Why do community bankers use their gut feelings in making loans but neglect them when selling the bank?
A takeover deal is a marriage with no chance for divorce. The acquirer is king, no matter how much talk there is about "sharing authority and decision making."
Many a banker has arranged for an acquisition and then regretted it when veteran employees were laid off, policies toward loyal customers altered, and his own importance and relevance sharply downgraded.
All too often the problem stems from relying almost solely on the highest bid. The investment bankers come in and report that bank A's offer is worth more to the shareholders than bank B's. With careful due diligence and fear of lawsuits for ignoring the conclusions of the Wall Street people, the bank is sold on price alone.
But unless the deal is for cash only, the price depends on stability in the acquirer's stock. Too many community bankers have sold for stock that listed at, say, $50 a share, only to find it selling for half as much or less soon after the acquisition.
For the banker who is thinking of selling, the real question is what the buyer's shares will be worth over the long term.
Sure, the stock can be sold fast, and if it is still listed at $50, well and good. But remember, only one person can get through a fire escape at a time.
The key is to evaluate the paper and the people offering it. Getting four times book means little if the acquirer is paying with stock also selling at four times book. It's like the story (I know, I've used it before) of the boy who happily sells his dog for $1 million-not $1 million in cash, of course, but two $500,000 cats.
More important, since we deal with thin markets in bank shares, you have to investigate whether the potential acquirer has used window dressing- techniques that bury losses and boost profits only temporarily- to raise its price.

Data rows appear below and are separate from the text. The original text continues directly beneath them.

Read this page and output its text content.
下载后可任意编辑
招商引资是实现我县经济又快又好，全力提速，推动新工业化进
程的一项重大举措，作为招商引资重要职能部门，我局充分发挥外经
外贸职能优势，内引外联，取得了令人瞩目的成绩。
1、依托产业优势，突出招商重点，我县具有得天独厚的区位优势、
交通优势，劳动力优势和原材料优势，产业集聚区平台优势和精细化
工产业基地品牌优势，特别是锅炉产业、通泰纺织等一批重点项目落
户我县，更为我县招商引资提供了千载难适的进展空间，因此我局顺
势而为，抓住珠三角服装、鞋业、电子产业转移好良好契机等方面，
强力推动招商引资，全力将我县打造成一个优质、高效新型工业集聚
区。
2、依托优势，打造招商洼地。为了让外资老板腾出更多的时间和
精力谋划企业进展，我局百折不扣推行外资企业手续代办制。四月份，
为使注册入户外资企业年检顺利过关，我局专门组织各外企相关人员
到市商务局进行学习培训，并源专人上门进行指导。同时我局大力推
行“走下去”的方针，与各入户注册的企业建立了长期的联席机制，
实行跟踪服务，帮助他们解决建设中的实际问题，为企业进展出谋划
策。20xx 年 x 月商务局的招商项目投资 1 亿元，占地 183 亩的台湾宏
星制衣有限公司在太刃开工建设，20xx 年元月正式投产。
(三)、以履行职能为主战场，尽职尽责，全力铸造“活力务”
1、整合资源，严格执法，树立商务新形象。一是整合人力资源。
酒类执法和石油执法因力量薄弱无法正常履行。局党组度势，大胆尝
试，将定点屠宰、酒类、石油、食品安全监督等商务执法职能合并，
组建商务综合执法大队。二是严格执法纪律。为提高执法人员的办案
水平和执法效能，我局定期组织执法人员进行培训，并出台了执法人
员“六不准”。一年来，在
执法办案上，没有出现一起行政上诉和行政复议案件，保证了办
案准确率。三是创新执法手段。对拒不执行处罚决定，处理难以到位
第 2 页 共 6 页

That's like a woman losing weight to find a husband and then gaining it back once she gets her man.
Many still remember when Leasco Data Processing tried to take over Chemical Bank through a share-for-share offer. It didn't take too much selling of Leasco stock by friends of Chemical to depress the offer's value. The bid lost all takers overnight.
Good acquirers-the kind bankers want to sell to-worry about the people at the banks they buy and the communities that those banks serve.
Underwriters' "fairness opinions" seldom consider this. But underwriters make their findings, collect their fees, and disappear. The banker whosells out must live with the results.